Clare Rewcastle Brown, The Independent

The announcements by Malaysia’s Prime Minister and his newly appointed attorney general (the last one got sacked after taking a less forgiving view of his bosses’ actions) provide a welcome, if indirect, vindication of my reporting of what I described as a “massive corruption scandal” over the past few months.

The Malaysian authorities have confirmed some of my core allegations: that $681m was paid into Najib Razak’s private bank accounts before the 2013 election, and that a further sum equivalent to more than $10m was channelled into another of his private accounts from a public company, SRC International, that he controlled, and which raised money from a public pension fund.

Now Mr Najib has come up with a series of risible excuses for these extraordinary admissions, which his loyal attorney general has chosen to believe. Whether these absolve him in public opinion is another matter entirely however, since Malaysians are gasping at what their leaders are now asking them to swallow.
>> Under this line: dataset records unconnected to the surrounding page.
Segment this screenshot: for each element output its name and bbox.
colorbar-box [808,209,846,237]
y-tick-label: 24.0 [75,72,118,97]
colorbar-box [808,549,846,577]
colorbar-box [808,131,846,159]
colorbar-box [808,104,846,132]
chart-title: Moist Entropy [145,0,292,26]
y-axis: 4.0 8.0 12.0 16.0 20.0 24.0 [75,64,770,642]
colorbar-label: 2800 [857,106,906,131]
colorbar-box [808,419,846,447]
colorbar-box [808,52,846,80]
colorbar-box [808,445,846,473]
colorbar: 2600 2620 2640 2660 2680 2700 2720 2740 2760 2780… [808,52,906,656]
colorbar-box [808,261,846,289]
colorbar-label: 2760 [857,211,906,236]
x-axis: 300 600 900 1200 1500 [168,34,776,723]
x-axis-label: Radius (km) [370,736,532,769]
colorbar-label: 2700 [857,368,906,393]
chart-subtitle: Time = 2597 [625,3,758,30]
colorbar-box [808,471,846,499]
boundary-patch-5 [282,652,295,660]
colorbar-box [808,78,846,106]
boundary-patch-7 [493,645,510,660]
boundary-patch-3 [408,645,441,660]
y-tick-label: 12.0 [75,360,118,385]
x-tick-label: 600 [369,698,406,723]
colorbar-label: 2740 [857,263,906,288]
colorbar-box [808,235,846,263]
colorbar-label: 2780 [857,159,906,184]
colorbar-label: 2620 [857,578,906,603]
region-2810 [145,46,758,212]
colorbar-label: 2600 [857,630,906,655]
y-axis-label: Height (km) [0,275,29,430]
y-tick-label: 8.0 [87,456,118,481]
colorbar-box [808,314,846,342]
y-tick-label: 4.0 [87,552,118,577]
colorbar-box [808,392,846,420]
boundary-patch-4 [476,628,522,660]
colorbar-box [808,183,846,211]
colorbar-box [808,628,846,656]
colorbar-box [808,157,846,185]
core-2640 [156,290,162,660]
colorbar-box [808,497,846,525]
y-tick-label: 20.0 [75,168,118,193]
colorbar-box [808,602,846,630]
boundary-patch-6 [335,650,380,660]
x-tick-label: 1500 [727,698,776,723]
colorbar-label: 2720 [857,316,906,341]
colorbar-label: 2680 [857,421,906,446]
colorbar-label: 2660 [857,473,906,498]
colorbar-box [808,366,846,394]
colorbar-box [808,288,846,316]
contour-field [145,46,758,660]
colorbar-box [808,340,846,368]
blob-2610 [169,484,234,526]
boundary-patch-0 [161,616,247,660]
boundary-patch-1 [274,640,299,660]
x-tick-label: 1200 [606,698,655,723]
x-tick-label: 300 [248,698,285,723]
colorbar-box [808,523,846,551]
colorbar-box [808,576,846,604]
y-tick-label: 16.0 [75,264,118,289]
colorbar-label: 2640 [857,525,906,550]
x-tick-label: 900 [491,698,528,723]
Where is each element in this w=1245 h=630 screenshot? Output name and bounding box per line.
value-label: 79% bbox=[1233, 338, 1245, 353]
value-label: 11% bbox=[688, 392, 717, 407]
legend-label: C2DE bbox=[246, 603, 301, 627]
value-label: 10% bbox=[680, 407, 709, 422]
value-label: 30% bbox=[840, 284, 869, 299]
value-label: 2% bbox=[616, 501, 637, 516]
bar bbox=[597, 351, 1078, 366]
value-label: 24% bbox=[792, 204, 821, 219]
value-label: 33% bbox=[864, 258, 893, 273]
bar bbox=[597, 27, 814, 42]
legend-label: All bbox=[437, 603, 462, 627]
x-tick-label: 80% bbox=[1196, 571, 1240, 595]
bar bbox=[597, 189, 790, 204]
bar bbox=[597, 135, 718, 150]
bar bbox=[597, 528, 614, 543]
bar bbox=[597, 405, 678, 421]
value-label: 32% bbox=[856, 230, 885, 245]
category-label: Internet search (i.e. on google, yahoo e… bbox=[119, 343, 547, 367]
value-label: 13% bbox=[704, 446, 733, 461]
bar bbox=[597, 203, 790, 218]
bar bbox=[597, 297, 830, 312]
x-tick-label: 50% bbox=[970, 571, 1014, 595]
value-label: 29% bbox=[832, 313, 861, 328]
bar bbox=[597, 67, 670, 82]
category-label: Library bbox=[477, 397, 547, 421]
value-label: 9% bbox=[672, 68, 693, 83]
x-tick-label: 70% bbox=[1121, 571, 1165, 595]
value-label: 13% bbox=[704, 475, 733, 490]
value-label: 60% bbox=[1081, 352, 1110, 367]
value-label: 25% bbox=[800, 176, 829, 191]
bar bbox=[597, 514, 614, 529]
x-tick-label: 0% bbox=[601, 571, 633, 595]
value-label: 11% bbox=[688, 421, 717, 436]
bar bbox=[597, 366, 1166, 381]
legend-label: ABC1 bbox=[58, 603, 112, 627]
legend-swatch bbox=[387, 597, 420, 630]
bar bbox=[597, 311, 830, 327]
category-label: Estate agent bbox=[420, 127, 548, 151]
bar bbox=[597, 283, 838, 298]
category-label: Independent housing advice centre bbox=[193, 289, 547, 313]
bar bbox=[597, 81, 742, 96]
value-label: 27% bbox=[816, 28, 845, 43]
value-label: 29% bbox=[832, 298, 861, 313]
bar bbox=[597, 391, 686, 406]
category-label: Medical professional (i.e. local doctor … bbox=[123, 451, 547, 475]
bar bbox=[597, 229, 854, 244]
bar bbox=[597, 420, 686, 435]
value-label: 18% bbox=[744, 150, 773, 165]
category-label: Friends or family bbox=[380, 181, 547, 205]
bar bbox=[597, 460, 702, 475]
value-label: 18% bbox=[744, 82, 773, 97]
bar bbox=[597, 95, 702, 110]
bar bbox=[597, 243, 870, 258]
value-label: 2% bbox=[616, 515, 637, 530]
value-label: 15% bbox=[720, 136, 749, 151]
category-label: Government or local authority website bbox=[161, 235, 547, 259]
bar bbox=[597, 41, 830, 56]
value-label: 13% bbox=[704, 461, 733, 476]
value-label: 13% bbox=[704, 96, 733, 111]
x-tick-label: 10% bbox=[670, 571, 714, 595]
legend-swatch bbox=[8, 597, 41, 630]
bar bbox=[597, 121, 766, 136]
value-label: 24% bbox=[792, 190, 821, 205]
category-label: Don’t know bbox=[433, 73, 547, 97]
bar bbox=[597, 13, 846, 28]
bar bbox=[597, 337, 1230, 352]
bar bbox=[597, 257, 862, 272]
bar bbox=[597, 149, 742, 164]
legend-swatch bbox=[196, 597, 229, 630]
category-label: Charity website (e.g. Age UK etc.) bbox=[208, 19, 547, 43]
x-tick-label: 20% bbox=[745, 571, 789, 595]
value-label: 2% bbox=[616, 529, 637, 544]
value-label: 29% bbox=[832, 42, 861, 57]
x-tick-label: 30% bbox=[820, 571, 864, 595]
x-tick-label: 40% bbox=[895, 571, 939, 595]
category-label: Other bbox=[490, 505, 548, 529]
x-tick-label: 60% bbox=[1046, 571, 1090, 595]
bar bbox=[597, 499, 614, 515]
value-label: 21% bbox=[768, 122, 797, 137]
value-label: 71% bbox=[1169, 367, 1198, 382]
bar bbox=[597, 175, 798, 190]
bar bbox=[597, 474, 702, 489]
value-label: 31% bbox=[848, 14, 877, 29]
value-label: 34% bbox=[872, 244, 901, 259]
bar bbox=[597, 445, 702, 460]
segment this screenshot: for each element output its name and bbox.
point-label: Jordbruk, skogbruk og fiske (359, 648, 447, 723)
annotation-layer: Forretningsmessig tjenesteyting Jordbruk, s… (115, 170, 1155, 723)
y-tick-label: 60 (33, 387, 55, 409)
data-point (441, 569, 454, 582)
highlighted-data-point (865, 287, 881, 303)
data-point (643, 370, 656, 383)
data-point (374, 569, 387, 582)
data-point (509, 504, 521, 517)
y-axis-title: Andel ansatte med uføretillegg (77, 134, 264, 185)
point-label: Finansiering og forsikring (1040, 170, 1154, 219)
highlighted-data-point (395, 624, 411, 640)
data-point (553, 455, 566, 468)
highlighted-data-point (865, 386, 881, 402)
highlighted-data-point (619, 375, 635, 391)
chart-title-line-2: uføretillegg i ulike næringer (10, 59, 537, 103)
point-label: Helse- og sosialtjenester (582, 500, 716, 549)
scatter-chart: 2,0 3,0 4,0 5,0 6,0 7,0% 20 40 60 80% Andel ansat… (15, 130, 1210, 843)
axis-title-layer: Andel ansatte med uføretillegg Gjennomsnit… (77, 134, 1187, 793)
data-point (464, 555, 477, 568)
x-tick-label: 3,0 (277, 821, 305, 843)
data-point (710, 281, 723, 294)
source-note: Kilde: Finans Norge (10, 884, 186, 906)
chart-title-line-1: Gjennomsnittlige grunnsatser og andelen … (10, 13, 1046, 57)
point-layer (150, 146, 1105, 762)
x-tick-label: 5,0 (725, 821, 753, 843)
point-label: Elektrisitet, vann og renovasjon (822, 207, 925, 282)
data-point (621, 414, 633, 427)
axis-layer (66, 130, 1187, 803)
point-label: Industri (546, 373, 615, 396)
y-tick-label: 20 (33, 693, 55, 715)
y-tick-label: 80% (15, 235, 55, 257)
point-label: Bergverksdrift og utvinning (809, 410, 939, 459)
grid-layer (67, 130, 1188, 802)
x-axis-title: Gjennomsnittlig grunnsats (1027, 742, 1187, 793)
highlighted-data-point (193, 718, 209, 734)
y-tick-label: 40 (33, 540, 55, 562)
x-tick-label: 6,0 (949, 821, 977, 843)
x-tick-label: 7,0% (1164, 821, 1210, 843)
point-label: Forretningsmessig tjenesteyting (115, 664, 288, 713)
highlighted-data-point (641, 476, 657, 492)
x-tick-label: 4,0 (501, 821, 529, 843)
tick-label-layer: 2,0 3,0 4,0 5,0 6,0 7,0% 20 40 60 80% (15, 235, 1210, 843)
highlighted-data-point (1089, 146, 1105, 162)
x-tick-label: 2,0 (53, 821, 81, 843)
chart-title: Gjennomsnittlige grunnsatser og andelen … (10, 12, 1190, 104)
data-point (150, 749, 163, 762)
First, Mr Najib’s excuse for the $681m is that an anonymous Middle Eastern donor, now said to be a Saudi royal family member, wanted to help him win the election and sent the money, no strings attached. As for the further $10m, the Prime Minister says he believed it too came from the so-called “donation”. But, as weary Malaysians observe, Mr Najib originally swore that he had taken no money for personal use. Very little adds up, in fact.